Дело принимало неожиданный оборот, и полицаи просительно таращили глаза то на хмурого, то на Ивашкевича.
— Толком, дружище, говоришь, — услышали все спокойный голос Ивашкевича. — Конечно, казнят, если оставим следы. Судили-то мы все, сообща. — И замолчал, как бы все еще раздумывая. — Постой, — сказал он вдруг, будто пришел к неожиданному решению. — А если так? Никаких полицаев у вас не было. И нас тоже не было. Понимаете? А эти… — посмотрел он на полицаев. — Эти уже никогда никому ничего не скажут. И колхозных бригадиров предавать не будут. И насиловать не будут. И коров не будут уводить. Ничего не будут! Полицаев, товарищи, в вашей деревне не было. Нас не было. Никого не было.
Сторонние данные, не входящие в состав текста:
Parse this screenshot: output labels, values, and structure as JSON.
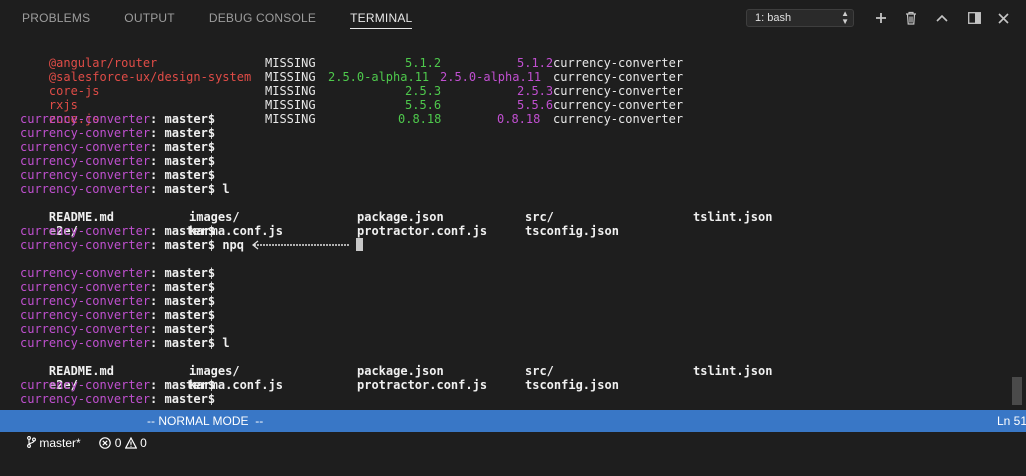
{
  "tabs": [
    "PROBLEMS",
    "OUTPUT",
    "DEBUG CONSOLE",
    "TERMINAL"
  ],
  "terminal_select": "1: bash",
  "icons": [
    "plus-icon",
    "trash-icon",
    "chevron-up-icon",
    "split-icon",
    "close-icon"
  ],
  "missing_table": [
    [
      "@angular/router",
      "MISSING",
      "5.1.2",
      "5.1.2",
      "currency-converter"
    ],
    [
      "@salesforce-ux/design-system",
      "MISSING",
      "2.5.0-alpha.11",
      "2.5.0-alpha.11",
      "currency-converter"
    ],
    [
      "core-js",
      "MISSING",
      "2.5.3",
      "2.5.3",
      "currency-converter"
    ],
    [
      "rxjs",
      "MISSING",
      "5.5.6",
      "5.5.6",
      "currency-converter"
    ],
    [
      "zone.js",
      "MISSING",
      "0.8.18",
      "0.8.18",
      "currency-converter"
    ]
  ],
  "prompt": {
    "dir": "currency-converter",
    "branch": "master"
  },
  "ls_output": [
    [
      "README.md",
      "images/",
      "package.json",
      "src/",
      "tslint.json"
    ],
    [
      "e2e/",
      "karma.conf.js",
      "protractor.conf.js",
      "tsconfig.json",
      ""
    ]
  ],
  "commands": {
    "l": "l",
    "npq": "npq"
  },
  "status": {
    "branch": "master*",
    "errors": "0",
    "warnings": "0",
    "mode": "-- NORMAL MODE  --",
    "position": "Ln 51"
  },
  "colors": {
    "statusbar": "#3977c6",
    "package_name": "#e04c47",
    "version_wanted": "#4ec94c",
    "version_latest": "#c04fd0",
    "prompt": "#c050d0"
  }
}
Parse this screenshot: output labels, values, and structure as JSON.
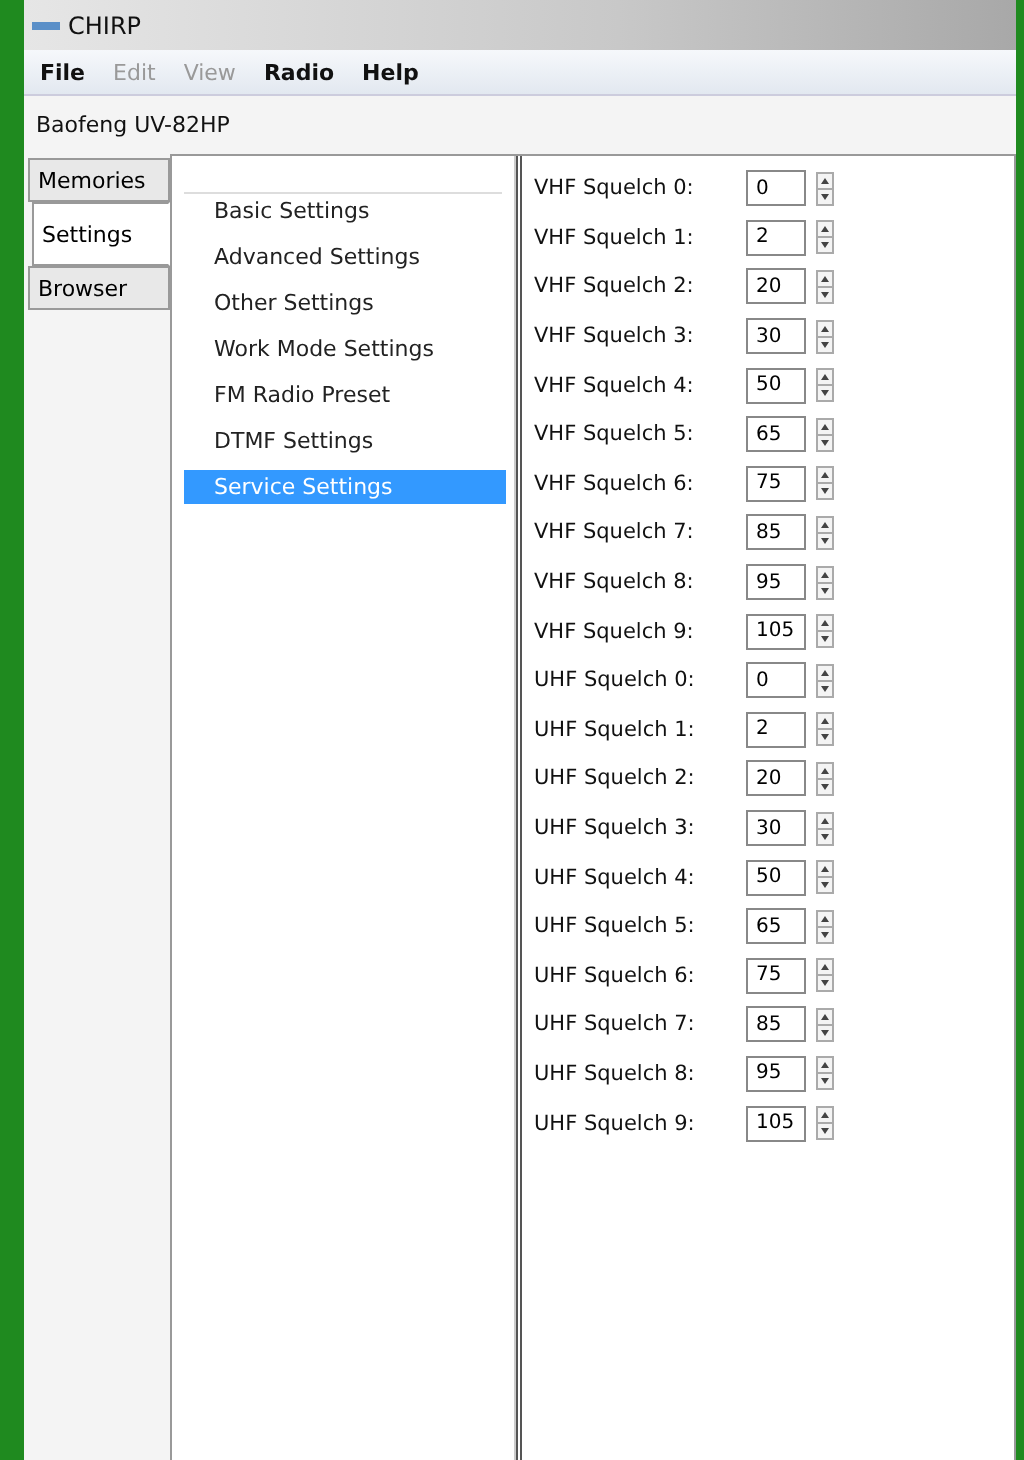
{
  "window": {
    "title": "CHIRP"
  },
  "menu": [
    {
      "label": "File",
      "disabled": false
    },
    {
      "label": "Edit",
      "disabled": true
    },
    {
      "label": "View",
      "disabled": true
    },
    {
      "label": "Radio",
      "disabled": false
    },
    {
      "label": "Help",
      "disabled": false
    }
  ],
  "radio_name": "Baofeng UV-82HP",
  "tabs": [
    {
      "label": "Memories",
      "selected": false
    },
    {
      "label": "Settings",
      "selected": true
    },
    {
      "label": "Browser",
      "selected": false
    }
  ],
  "tree": [
    {
      "label": "Basic Settings",
      "selected": false
    },
    {
      "label": "Advanced Settings",
      "selected": false
    },
    {
      "label": "Other Settings",
      "selected": false
    },
    {
      "label": "Work Mode Settings",
      "selected": false
    },
    {
      "label": "FM Radio Preset",
      "selected": false
    },
    {
      "label": "DTMF Settings",
      "selected": false
    },
    {
      "label": "Service Settings",
      "selected": true
    }
  ],
  "settings": [
    {
      "label": "VHF Squelch 0:",
      "value": "0"
    },
    {
      "label": "VHF Squelch 1:",
      "value": "2"
    },
    {
      "label": "VHF Squelch 2:",
      "value": "20"
    },
    {
      "label": "VHF Squelch 3:",
      "value": "30"
    },
    {
      "label": "VHF Squelch 4:",
      "value": "50"
    },
    {
      "label": "VHF Squelch 5:",
      "value": "65"
    },
    {
      "label": "VHF Squelch 6:",
      "value": "75"
    },
    {
      "label": "VHF Squelch 7:",
      "value": "85"
    },
    {
      "label": "VHF Squelch 8:",
      "value": "95"
    },
    {
      "label": "VHF Squelch 9:",
      "value": "105"
    },
    {
      "label": "UHF Squelch 0:",
      "value": "0"
    },
    {
      "label": "UHF Squelch 1:",
      "value": "2"
    },
    {
      "label": "UHF Squelch 2:",
      "value": "20"
    },
    {
      "label": "UHF Squelch 3:",
      "value": "30"
    },
    {
      "label": "UHF Squelch 4:",
      "value": "50"
    },
    {
      "label": "UHF Squelch 5:",
      "value": "65"
    },
    {
      "label": "UHF Squelch 6:",
      "value": "75"
    },
    {
      "label": "UHF Squelch 7:",
      "value": "85"
    },
    {
      "label": "UHF Squelch 8:",
      "value": "95"
    },
    {
      "label": "UHF Squelch 9:",
      "value": "105"
    }
  ]
}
Шум снова заполнил хату. Так, бывало, поднимались колхозники после собрания, на ходу договаривая то, чего не успели сказать.
Здесь самое подходящее место. Ивашкевич огляделся. Опушка леса. В четырехстах метрах отсюда дорога. Самое подходящее место.
Левенцов и Петрушко не спускали глаз с Сариновича и его жены. Паша, Якубовский и Хусто вели полицаев.
Полицаи потерянно переступали, глаза их метались из стороны в сторону и ни на чем не могли остановиться.
Ивашкевич подошел к невысокой плотной сосне с крепкими суками. И полицаи поняли, что это конец.
Губастый со связанными руками рухнул на колени и корчился, будто испытывал невозможную боль.
— Не надо!..
— Пощадите, — просил рябой. Голос его осекся и стал пустым, нетвердым.
— А Лизу помнишь? А Ивася? А бригадира? Помнишь? Они, наверно, тоже просили пощады, — сказал Ивашкевич, оглядывая сосну. — Веревку.
Якубовский вынул из-под плащ-палатки свернутую веревку.
— А-а! — завопил рябой. Он согнул спину, попятился. Крик раздирал его горло, казалось, жизнь уйдет из него вместе с этим криком. Он брыкался, вертел головой, словно дергался уже на суку. Паша и Якубовский потащили его к сосне. Он переступал упиравшимися ногами, глубоко вобрав голову в плечи. — А-а!
Ужас, оказывается, чувствительнее самой сильной боли. «Не умеет умирать, — подумал Ивашкевич. — Но жить он тоже не умел».
Потом Левенцов и Хусто поволокли к сосне губастого.
Когда все было кончено, Ивашкевич вынул из планшета цветной карандаш и сделал надпись на дощечке, найденной Якубовским в пустом сарае.
— Приколоти. — Прикладом автомата Якубовский прибил дощечку к стволу сосны. Как раз между двумя суками, на которых болтались вытянувшиеся тела полицаев.
Все, Ивашкевич тоже, пробежали глазами: «Товарищ! Прочти и передай всем, кого увидишь. Изменники Родины покараны именем Советской власти. Ни один изменник не уйдет от кары смертью!»